For context, Mr. Connolly is formerly the government’s councilor for education, working directly with Education Minister Tara Rivers. To us, that suggests that Mr. Connolly is one of the most knowledgeable individuals in the Cayman Islands on education issues, giving added heft to his endorsement of the private educational system over the public offerings.
We, of course, would never criticize someone for offering what they feel to be the best possible educational opportunities for their children. If Mr. Connolly believes his children can get a better education at private schools than the government schools, and he can afford to send them there, who — certainly not us — could blame him? We would do the same.
But Mr. Connolly went further, treading where few, if any, of his elected colleagues have dared to go.
He challenged the wisdom of the government running a purposefully segregated school system where Caymanians go to one set of schools (public) and expatriates (approximately 50 percent of the population) must attend another (private).
“We need to desegregate our schools,” he said. “It is ludicrous to think that when our kids finally interact at 18 or 19 in the workplace that they are suddenly going to come together and hold hands and understand each other culturally.
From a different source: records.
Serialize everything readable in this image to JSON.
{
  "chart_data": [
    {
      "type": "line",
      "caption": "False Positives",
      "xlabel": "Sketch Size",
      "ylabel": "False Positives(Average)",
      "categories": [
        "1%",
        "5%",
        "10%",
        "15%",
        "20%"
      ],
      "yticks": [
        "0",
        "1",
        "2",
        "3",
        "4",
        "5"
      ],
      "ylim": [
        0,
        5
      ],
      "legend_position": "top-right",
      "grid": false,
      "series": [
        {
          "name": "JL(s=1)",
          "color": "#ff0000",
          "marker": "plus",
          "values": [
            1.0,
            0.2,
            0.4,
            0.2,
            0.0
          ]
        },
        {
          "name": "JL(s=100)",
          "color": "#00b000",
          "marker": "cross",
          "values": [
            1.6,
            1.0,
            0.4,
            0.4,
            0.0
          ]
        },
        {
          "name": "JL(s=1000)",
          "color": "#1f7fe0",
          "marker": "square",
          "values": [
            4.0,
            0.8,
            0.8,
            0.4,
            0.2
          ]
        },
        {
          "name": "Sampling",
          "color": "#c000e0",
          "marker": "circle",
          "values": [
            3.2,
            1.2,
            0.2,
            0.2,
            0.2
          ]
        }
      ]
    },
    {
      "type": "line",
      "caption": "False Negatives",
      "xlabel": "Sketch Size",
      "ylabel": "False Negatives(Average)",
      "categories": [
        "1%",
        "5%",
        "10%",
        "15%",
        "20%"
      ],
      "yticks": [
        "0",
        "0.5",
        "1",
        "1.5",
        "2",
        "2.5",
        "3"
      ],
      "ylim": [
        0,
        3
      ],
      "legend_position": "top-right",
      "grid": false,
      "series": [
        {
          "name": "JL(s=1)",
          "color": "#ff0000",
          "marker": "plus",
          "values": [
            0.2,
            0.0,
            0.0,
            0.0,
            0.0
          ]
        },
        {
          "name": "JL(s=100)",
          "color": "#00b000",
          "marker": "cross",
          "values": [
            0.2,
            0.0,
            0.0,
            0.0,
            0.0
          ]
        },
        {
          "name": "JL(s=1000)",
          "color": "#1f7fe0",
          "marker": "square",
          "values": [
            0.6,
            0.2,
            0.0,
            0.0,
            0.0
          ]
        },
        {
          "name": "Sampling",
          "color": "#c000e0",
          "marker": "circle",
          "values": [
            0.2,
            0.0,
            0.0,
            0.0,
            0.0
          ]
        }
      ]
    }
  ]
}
We are setting ourselves up for a lot of social problems.”
Although Mr. Connolly didn’t mention it, the exclusion of expatriate children from the public schools places an enormous, and unfair, financial burden on foreign families with school-age children. Through duties, fees and other local taxes, they are already paying for the schools their children are not allowed to attend. The inequity of this is obvious.
Further, the cost of sending a child — not to mention two or more children — to a private school is enormous. In fact, it is prohibitive to many of the families whose breadwinners are here on work permits. It is not an exaggeration to report that the cost of sending three students to a mid-tier private school in Cayman exceeds $25,000 annually. To send one 12th grader for one year to Cayman International School costs $19,000.
For families of means, these schools no doubt provide “value for money,” but most parents — expatriate or local — simply cannot afford such expenditures.
Again, Mr. Connolly had it correct when he suggested that the goal of education reform in Cayman (indeed anywhere) must be to create a school system that attracts, through quality and excellence, students of all demographic descriptions – rich, poor, Caymanian or expatriate. No government has a greater obligation to its people.